Oculus
Stephanie Misa Joscha Steffens
16.03. - 18.05.2025
Ausstellung
Eröffnung
Samstag, 15. März, ab 18 Uhr
Artist Talk
Sonntag, 16. März, 14 Uhr
„Dinge sehen“ ist ein komplexer Ausdruck. Es kann bedeuten, Objekte visuell wahrzunehmen als Beweis dafür, dass sie wirklich in der Welt existieren. Es kann aber auch bedeuten, Phänomene zu erfassen, die nicht dieser Welt angehören.

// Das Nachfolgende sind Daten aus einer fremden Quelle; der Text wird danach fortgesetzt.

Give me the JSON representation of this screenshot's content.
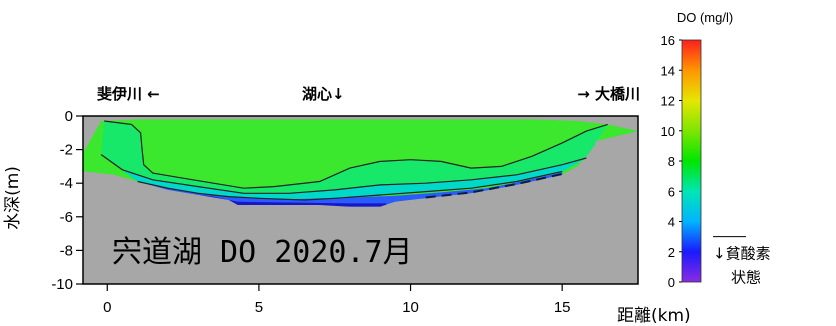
{
  "chart_data": {
    "type": "heatmap",
    "title": "宍道湖 DO 2020.7月",
    "xlabel": "距離(km)",
    "ylabel": "水深(m)",
    "xlim": [
      -0.8,
      17.5
    ],
    "ylim": [
      -10,
      0
    ],
    "x_ticks": [
      0,
      5,
      10,
      15
    ],
    "y_ticks": [
      0,
      -2,
      -4,
      -6,
      -8,
      -10
    ],
    "y_tick_labels": [
      "0",
      "-2",
      "-4",
      "-6",
      "-8",
      "-10"
    ],
    "locations": {
      "left": "斐伊川 ←",
      "center": "湖心↓",
      "right": "→ 大橋川"
    },
    "colorbar": {
      "title": "DO (mg/l)",
      "ticks": [
        0,
        2,
        4,
        6,
        8,
        10,
        12,
        14,
        16
      ],
      "range": [
        0,
        16
      ],
      "annotation_line1": "↓貧酸素",
      "annotation_line2": "状態",
      "annotation_threshold": 3,
      "colors": [
        {
          "v": 0,
          "c": "#8a2be2"
        },
        {
          "v": 2,
          "c": "#1a1aff"
        },
        {
          "v": 4,
          "c": "#00b4ff"
        },
        {
          "v": 6,
          "c": "#00e6b4"
        },
        {
          "v": 8,
          "c": "#00e600"
        },
        {
          "v": 10,
          "c": "#7ee600"
        },
        {
          "v": 12,
          "c": "#e6e600"
        },
        {
          "v": 14,
          "c": "#ff9600"
        },
        {
          "v": 16,
          "c": "#ff1e1e"
        }
      ]
    },
    "water_column_color": "#3be82d",
    "bottom_color": "#a7a7a7",
    "lakebed": [
      [
        -0.8,
        -3.3
      ],
      [
        0.2,
        -3.5
      ],
      [
        1.0,
        -3.9
      ],
      [
        2.0,
        -4.4
      ],
      [
        3.0,
        -4.7
      ],
      [
        4.0,
        -5.0
      ],
      [
        4.3,
        -5.3
      ],
      [
        6.0,
        -5.3
      ],
      [
        7.0,
        -5.3
      ],
      [
        8.0,
        -5.4
      ],
      [
        9.0,
        -5.4
      ],
      [
        9.5,
        -5.1
      ],
      [
        10.5,
        -4.9
      ],
      [
        12.0,
        -4.6
      ],
      [
        13.5,
        -4.1
      ],
      [
        15.0,
        -3.5
      ],
      [
        15.5,
        -3.0
      ],
      [
        15.8,
        -2.4
      ],
      [
        16.1,
        -1.7
      ],
      [
        16.1,
        -1.5
      ],
      [
        17.5,
        -1.5
      ]
    ],
    "surface": [
      [
        -0.8,
        -2.2
      ],
      [
        -0.2,
        -0.3
      ],
      [
        1.0,
        -0.2
      ],
      [
        5.0,
        -0.2
      ],
      [
        10.0,
        -0.2
      ],
      [
        14.0,
        -0.2
      ],
      [
        15.5,
        -0.3
      ],
      [
        16.5,
        -0.5
      ],
      [
        17.5,
        -0.9
      ]
    ],
    "isolines": [
      {
        "level": 8,
        "points": [
          [
            -0.1,
            -0.3
          ],
          [
            0.8,
            -0.5
          ],
          [
            1.1,
            -1.0
          ],
          [
            1.15,
            -2.0
          ],
          [
            1.2,
            -2.9
          ],
          [
            1.5,
            -3.4
          ],
          [
            2.5,
            -3.7
          ],
          [
            3.5,
            -4.0
          ],
          [
            4.5,
            -4.3
          ],
          [
            5.5,
            -4.2
          ],
          [
            7.0,
            -3.9
          ],
          [
            8.0,
            -3.1
          ],
          [
            9.0,
            -2.7
          ],
          [
            10.0,
            -2.6
          ],
          [
            11.0,
            -2.7
          ],
          [
            12.0,
            -3.1
          ],
          [
            13.0,
            -3.0
          ],
          [
            14.0,
            -2.4
          ],
          [
            15.0,
            -1.6
          ],
          [
            15.8,
            -0.9
          ],
          [
            16.5,
            -0.5
          ]
        ]
      },
      {
        "level": 6,
        "points": [
          [
            -0.2,
            -2.3
          ],
          [
            0.5,
            -3.2
          ],
          [
            1.5,
            -3.8
          ],
          [
            3.0,
            -4.2
          ],
          [
            4.5,
            -4.6
          ],
          [
            6.0,
            -4.6
          ],
          [
            7.5,
            -4.4
          ],
          [
            9.0,
            -4.1
          ],
          [
            10.5,
            -4.0
          ],
          [
            12.0,
            -3.8
          ],
          [
            13.5,
            -3.5
          ],
          [
            15.0,
            -2.9
          ],
          [
            15.8,
            -2.5
          ]
        ]
      },
      {
        "level": 4,
        "points": [
          [
            1.0,
            -3.9
          ],
          [
            2.0,
            -4.3
          ],
          [
            3.0,
            -4.6
          ],
          [
            4.0,
            -4.8
          ],
          [
            5.0,
            -4.9
          ],
          [
            6.5,
            -5.0
          ],
          [
            7.5,
            -4.9
          ],
          [
            9.0,
            -4.7
          ],
          [
            10.5,
            -4.5
          ],
          [
            12.0,
            -4.3
          ],
          [
            13.5,
            -3.9
          ],
          [
            15.0,
            -3.3
          ]
        ]
      }
    ],
    "low_do_patches": [
      {
        "color": "#2a5bff",
        "points": [
          [
            1.0,
            -3.9
          ],
          [
            2.0,
            -4.3
          ],
          [
            3.0,
            -4.6
          ],
          [
            4.0,
            -4.8
          ],
          [
            6.0,
            -4.95
          ],
          [
            8.0,
            -4.85
          ],
          [
            9.5,
            -4.75
          ],
          [
            11.0,
            -4.55
          ],
          [
            12.5,
            -4.3
          ],
          [
            13.5,
            -3.95
          ],
          [
            15.0,
            -3.35
          ],
          [
            15.0,
            -3.55
          ],
          [
            13.5,
            -4.15
          ],
          [
            12.0,
            -4.6
          ],
          [
            10.5,
            -4.9
          ],
          [
            9.5,
            -5.1
          ],
          [
            9.0,
            -5.4
          ],
          [
            8.0,
            -5.4
          ],
          [
            6.0,
            -5.3
          ],
          [
            4.3,
            -5.3
          ],
          [
            4.0,
            -5.0
          ],
          [
            3.0,
            -4.7
          ],
          [
            2.0,
            -4.45
          ],
          [
            1.0,
            -4.0
          ]
        ]
      },
      {
        "color": "#1717c8",
        "points": [
          [
            2.0,
            -4.5
          ],
          [
            3.5,
            -4.8
          ],
          [
            4.3,
            -5.1
          ],
          [
            6.0,
            -5.15
          ],
          [
            8.0,
            -5.2
          ],
          [
            9.2,
            -5.2
          ],
          [
            9.2,
            -5.4
          ],
          [
            8.0,
            -5.4
          ],
          [
            6.0,
            -5.3
          ],
          [
            4.3,
            -5.3
          ],
          [
            4.0,
            -5.0
          ],
          [
            3.0,
            -4.7
          ],
          [
            2.0,
            -4.6
          ]
        ]
      }
    ]
  }
}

Die Ausstellung Oculus bewegt sich behutsam um dieses rätselhafte Sehen von Dingen und führt die Künstlerinnen Stephanie Misa und Joscha Steffens zu historischen Situationen, die gleichzeitig den Moment der Wahrnehmung klären und verwirren. Welche Dinge sehen wir? Sehen wir nur Dinge? Mit der sorgfältigen Vermittlung von Fakten durch die Instrumente der Wissenschaft und der sensiblen Wertschätzung von Fiktion durch die Spekulationen der Kunst versucht die Ausstellung, die binäre Grenze zwischen Fakt und Fiktion aufzulösen, um eine dritte materielle Bedingung von Reflexion und Handeln zu antizipieren.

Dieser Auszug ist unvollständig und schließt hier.